> Aucune importance stratégique, d'ailleurs ce qui fit que
> des milliers de réfugiés qui fuyaient l'avance de l'armée
> rouge avaient cru y trouver un havre de paix, où ils
> pourraient se reposer et enfin manger.
Tout d'abord, les réfugiés ne cherchaient pas un
"havre de paix" à Dresde, qui ne jouait en l'occurrence qu'un rôle de centre de transit. Ils ne devaient pas s'y attarder plus de 24-48 heures, devant l'avance de l'Armée rouge. C'est pourquoi, au moment du raid, leur nombre n'a pas dépassé 100.000, comme l'établit formellement une étude d'un historien allemand (Friedrich Reichert, "Verbrannt bis zur Unkenntlichkeit",
in Musée de la Ville de Dresde,
Verbrannt bis zur Unkenntlichkeit: Die Zerstörung Dresdens 1945, Altenburg, 1994, p. 55).
C'est d'ailleurs à ce titre, et aussi parce que Dresde était un point névralgique du réseau allemand de communications à proximité du Front oriental, que les Alliés ont décidé de procéder à ce bombardement massif. Il s'agissait en effet de faciliter l'avance de l'Armée rouge en empêchant les Allemands de transférer leurs troupes d'ouest en est, et de désorganiser les arrières de la
Wehrmacht en anéantissant les voies de communications et en semant la panique parmi la population - voir à ce titre Sebastian Cox, "The Dresden Raids: Why and how",
in Paul Addison & Jeremy A. Crang,
Firestorm. The Bombing of Dresden 1945, Ivan R. Dee Publ., 2005, p. 18-29 ; Frederick Taylor,
Dresden. Tuesday, February 13, 1945, Perennial Books, 2005, p. 183-192 ; Marshall De Brühl,
Firestorm. Allied Airpower and the Destruction of Dresden, Random House, 2006, p. 154-160 et 164-167.

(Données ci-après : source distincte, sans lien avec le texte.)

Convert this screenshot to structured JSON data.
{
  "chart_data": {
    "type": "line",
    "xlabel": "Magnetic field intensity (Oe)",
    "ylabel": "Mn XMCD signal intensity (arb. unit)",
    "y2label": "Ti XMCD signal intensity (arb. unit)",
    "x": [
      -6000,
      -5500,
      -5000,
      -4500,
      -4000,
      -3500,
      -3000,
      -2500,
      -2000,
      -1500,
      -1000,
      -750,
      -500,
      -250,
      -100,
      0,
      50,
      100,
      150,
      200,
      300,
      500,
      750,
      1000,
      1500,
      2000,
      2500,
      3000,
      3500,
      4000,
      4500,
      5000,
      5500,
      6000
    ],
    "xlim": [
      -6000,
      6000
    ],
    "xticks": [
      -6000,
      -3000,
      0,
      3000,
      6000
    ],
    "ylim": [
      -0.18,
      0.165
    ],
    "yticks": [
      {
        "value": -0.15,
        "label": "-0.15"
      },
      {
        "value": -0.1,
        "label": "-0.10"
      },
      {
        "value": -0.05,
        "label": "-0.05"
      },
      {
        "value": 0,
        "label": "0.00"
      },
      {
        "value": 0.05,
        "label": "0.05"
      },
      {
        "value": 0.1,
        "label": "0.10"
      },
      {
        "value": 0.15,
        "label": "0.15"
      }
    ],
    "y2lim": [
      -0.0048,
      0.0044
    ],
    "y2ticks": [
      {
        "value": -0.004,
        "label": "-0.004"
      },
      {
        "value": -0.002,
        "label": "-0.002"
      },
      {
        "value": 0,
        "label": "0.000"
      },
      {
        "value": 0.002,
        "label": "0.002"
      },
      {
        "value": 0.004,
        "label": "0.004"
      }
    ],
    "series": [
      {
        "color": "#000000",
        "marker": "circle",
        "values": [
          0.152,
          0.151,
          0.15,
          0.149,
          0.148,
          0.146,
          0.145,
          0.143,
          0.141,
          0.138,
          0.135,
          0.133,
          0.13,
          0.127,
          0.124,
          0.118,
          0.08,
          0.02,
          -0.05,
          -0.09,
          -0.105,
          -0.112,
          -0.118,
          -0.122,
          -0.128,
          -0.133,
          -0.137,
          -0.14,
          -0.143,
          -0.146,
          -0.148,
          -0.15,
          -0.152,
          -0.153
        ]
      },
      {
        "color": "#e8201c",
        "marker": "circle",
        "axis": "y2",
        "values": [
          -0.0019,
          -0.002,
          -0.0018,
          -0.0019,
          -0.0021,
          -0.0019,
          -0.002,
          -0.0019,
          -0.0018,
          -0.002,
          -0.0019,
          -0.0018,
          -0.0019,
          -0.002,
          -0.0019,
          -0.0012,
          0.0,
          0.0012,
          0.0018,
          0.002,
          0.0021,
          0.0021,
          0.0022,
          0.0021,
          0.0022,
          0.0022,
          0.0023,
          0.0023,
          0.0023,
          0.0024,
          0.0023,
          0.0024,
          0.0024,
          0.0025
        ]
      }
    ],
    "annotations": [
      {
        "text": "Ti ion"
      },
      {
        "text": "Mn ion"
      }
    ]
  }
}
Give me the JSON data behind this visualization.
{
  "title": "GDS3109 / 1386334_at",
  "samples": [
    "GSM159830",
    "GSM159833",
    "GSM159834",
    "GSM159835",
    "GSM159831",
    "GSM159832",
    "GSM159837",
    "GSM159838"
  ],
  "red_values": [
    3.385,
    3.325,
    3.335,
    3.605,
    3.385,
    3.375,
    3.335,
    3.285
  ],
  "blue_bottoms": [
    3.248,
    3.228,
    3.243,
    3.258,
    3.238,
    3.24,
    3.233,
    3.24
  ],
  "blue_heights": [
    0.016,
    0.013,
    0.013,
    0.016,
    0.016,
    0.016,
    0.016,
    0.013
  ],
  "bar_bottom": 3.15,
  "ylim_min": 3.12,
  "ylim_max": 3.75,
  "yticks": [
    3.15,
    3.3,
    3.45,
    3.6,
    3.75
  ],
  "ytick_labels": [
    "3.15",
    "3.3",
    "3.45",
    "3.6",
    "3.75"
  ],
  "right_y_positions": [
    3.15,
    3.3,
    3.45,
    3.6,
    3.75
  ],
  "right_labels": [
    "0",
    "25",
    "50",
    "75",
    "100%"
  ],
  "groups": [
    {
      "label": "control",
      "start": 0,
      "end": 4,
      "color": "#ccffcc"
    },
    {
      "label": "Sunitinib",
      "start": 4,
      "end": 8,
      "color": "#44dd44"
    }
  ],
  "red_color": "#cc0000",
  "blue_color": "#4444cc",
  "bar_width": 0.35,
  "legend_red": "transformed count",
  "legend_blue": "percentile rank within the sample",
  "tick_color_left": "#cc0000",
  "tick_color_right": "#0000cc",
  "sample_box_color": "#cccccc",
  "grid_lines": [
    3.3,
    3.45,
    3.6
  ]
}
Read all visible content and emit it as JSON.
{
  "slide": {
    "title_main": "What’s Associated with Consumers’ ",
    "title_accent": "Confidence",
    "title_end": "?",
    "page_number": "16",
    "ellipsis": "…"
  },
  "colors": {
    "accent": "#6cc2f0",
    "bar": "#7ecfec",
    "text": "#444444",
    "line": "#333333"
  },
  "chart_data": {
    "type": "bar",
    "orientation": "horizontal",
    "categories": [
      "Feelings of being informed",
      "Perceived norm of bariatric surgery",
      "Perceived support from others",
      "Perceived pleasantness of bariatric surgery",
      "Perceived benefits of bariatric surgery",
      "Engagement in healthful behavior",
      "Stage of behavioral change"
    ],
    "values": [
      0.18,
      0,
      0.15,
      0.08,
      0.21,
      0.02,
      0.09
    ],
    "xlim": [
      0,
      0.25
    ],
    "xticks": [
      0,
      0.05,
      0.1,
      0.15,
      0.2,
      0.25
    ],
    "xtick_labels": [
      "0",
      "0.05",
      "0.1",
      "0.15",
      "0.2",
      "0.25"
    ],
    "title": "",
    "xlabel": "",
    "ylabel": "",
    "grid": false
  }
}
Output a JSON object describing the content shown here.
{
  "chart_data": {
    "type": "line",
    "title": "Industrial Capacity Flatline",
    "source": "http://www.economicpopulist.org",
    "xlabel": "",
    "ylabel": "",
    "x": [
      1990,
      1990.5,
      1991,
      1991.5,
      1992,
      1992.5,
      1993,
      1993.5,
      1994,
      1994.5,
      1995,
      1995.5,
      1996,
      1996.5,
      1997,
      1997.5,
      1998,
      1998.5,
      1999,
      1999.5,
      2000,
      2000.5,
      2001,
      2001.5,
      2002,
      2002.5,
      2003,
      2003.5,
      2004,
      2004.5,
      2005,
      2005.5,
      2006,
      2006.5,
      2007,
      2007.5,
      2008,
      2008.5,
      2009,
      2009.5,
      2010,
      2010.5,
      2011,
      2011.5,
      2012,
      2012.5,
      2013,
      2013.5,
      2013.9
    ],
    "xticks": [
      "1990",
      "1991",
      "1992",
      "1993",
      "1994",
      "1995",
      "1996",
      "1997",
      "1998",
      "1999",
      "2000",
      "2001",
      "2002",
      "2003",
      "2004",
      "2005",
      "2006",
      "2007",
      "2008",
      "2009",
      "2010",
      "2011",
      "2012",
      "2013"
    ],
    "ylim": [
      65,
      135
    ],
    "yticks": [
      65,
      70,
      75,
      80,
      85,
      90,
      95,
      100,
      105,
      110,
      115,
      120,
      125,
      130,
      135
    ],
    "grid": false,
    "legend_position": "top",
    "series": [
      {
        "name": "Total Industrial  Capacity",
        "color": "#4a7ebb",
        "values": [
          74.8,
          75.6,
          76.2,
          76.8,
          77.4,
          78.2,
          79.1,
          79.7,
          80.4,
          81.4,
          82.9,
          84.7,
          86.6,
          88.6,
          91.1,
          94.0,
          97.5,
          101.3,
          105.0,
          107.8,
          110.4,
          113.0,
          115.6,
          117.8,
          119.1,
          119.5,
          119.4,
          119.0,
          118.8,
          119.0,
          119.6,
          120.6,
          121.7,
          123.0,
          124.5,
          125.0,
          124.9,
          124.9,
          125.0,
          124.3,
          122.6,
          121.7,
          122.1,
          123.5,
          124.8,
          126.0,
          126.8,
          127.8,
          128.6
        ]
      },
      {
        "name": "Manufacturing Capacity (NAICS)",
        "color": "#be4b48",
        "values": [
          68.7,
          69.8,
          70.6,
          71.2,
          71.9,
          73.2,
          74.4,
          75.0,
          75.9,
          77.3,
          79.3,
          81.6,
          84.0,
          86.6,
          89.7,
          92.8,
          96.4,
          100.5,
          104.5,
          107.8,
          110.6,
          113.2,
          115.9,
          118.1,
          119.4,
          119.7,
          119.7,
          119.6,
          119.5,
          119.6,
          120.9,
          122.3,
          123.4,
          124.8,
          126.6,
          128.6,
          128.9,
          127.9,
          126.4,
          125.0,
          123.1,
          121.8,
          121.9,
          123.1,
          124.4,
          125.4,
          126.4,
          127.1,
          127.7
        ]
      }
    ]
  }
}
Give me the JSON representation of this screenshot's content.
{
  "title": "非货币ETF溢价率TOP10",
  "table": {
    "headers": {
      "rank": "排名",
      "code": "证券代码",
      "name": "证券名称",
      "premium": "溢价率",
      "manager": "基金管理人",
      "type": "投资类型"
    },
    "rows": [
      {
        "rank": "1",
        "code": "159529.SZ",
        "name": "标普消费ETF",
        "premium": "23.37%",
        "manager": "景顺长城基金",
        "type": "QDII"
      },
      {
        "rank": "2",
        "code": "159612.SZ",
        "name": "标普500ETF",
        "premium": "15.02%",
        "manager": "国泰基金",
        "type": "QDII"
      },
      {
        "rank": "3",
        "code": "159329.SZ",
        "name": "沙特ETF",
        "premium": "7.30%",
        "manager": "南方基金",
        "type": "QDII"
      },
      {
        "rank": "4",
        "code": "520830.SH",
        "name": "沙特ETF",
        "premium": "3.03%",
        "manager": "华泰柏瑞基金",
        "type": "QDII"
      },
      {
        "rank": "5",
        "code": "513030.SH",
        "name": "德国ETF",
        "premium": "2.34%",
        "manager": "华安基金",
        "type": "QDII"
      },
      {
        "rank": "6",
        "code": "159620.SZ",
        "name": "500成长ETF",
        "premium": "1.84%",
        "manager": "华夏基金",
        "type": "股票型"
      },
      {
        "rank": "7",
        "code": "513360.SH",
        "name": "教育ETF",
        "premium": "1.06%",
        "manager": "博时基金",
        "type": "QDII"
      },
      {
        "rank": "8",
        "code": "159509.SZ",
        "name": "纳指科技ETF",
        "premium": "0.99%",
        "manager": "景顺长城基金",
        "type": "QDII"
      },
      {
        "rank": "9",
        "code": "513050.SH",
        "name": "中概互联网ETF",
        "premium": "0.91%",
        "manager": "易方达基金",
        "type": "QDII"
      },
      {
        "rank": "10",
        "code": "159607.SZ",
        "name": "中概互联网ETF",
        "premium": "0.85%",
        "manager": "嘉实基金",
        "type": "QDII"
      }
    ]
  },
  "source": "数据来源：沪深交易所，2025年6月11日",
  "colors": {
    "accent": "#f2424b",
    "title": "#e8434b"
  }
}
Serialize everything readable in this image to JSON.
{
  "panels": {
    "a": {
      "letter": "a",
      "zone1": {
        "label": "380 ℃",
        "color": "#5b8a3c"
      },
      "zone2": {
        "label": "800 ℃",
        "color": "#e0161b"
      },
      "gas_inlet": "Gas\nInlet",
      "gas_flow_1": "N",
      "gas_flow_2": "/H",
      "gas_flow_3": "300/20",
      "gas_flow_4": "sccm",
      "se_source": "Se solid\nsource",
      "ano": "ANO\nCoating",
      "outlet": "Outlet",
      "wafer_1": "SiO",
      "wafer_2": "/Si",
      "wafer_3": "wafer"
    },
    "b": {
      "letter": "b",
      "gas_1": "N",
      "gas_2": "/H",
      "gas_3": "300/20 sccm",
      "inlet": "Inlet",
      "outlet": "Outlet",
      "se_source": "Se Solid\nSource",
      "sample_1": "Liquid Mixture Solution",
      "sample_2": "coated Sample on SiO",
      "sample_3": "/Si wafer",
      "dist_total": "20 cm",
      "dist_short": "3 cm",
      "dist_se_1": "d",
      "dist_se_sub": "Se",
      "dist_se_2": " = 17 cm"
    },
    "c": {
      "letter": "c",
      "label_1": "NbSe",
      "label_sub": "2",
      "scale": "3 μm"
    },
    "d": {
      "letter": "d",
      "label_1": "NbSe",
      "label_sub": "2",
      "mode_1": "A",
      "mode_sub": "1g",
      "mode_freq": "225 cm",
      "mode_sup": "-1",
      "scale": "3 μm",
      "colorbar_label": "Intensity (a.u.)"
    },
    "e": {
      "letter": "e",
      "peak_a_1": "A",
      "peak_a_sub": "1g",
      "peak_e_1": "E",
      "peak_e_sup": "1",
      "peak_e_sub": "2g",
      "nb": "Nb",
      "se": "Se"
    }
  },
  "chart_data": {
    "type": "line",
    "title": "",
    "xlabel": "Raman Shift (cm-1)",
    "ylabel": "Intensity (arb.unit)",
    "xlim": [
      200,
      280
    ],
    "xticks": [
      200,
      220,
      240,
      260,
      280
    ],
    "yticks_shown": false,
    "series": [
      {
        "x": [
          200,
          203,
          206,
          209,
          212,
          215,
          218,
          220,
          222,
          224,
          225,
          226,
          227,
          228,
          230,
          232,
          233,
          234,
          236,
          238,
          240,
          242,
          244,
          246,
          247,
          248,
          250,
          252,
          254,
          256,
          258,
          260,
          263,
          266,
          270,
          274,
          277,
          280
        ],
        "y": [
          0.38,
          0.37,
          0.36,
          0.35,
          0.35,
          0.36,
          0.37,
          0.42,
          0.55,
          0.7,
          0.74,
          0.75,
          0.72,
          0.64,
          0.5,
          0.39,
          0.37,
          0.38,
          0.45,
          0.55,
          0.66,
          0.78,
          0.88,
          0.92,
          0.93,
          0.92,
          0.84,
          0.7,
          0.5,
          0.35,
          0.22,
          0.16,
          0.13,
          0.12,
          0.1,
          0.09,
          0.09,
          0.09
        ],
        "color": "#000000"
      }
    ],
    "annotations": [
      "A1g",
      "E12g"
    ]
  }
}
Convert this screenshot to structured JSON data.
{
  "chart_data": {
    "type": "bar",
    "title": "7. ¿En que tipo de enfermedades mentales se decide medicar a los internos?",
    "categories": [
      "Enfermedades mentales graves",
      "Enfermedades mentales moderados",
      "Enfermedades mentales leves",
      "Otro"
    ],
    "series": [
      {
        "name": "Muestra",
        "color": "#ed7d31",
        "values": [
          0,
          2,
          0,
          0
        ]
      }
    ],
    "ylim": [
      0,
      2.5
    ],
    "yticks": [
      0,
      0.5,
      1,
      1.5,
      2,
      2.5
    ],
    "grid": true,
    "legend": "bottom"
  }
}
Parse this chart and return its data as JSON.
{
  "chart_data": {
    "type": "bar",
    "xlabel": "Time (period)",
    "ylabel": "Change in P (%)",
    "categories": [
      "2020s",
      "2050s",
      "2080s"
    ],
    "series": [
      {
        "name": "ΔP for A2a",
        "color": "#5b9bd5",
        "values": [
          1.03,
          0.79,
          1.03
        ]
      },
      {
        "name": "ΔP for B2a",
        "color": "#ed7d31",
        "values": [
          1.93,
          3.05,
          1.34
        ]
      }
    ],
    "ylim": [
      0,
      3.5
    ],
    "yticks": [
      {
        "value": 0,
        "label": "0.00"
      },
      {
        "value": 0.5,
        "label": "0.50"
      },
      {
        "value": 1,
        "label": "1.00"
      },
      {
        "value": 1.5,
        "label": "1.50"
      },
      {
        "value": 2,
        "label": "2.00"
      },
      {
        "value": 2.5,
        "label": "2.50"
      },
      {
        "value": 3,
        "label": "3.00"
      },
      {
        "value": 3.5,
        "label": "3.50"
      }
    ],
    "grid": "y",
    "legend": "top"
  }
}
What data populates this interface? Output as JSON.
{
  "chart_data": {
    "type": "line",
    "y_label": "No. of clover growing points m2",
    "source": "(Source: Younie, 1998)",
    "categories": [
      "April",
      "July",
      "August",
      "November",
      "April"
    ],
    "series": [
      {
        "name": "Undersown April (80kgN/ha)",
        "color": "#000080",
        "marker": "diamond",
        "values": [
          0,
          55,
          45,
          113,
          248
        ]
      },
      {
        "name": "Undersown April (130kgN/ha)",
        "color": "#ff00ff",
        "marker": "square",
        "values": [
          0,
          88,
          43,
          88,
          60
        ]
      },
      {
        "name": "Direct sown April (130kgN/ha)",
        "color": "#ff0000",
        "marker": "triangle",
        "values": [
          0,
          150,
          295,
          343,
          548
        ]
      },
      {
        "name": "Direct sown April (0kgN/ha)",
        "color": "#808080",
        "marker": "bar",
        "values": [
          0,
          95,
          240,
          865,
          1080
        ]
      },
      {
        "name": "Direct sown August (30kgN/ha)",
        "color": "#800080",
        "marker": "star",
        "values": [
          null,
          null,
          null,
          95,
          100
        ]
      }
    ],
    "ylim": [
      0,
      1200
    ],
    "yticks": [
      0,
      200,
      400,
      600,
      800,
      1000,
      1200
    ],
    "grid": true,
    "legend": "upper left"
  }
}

> 135.000 victimes civiles dans cette véritable boucherie
> accomplie froidement et en deux temps !
Ce chiffre de 135.000 morts ne repose sur rien, comme l'ont établi les travaux d'historiens - ce qui n'a d'ailleurs pas empêché Irving
d'évoluer de manière particulièrement erratique dans ses propres bilans, prétendant un jour qu'il y avait eu plus de 200.000 morts, et l'autre moins de cent mille (bel esprit de rigueur). En réalité, le bilan mortuaire du raid tourne autour de 20.000 morts - ce qui est en soi énorme - et n'a certainement pas dépassé les 40.000 victimes - voir à ce sujet Sebastian Cox, "The Dresden Raids: Why and how",
in Paul Addison & Jeremy A. Crang,
Firestorm. The Bombing of Dresden 1945, Ivan R. Dee Publ., 2005, p. 51 ; Frederick Taylor,
Dresden. Tuesday, February 13, 1945, Perennial Books, 2005, p. 443-448.
David Irving, comme il l'a été rappelé, est
un falsificateur négationniste et antisémite, totalement incompétent en matière historique. Il importe de préciser que son ouvrage sur Dresde, qui a consacré - à tort - sa notoriété, est en fait le produit de corrections massives effectuées par son éditeur,
lequel avait jugé le premier jet totalement impubliable en l'état, car constellé de falsifications témoignant du fanatisme idéologique de ce sinistre individu qui, dès cet époque, se revendiquait pro-fasciste. Bref, l'apparence de modération de ce livre n'est pas due à Irving, mais à son premier éditeur - ce qui a paradoxalement fait beaucoup pour faciliter l'acceptation de ce "travail" par les milieux universitaires.
Les assertions de David Irving sur le bombardement de Dresde ont été pulvérisées par l'historien britannique Richard Evans (l'auteur d'une rigoureuse trilogie sur le Troisième
Reich éditée en 2009 chez Flammarion), qui a permis de mettre en lumière
les mensonges et les falsifications de cet escroc néo-nazi (voir, par écrit, Richard Evans,
Lying about Hitler. History, Holocaust and the David Irving Trial, Basic Books, 2001, p. 149-184). Le Professeur Evans a notamment pu prouver que Irving avait utilisé un document qu'il savait falsifié pour multiplier le nombre de victimes par dix...
En ce qui me concerne, je considère qu'il est obscène de se réapproprier cette tragédie, quitte à en falsifier la réalité pour gonfler le nombre de morts, et ce de manière à nourrir un discours négationniste ou tentant de mettre les Alliés et l'Allemagne hitlérienne dans le même sac pour, dans les deux cas, dédouaner cette dernière. Les victimes de Dresde ont droit à la vérité et à la pudeur, pas à la propagande.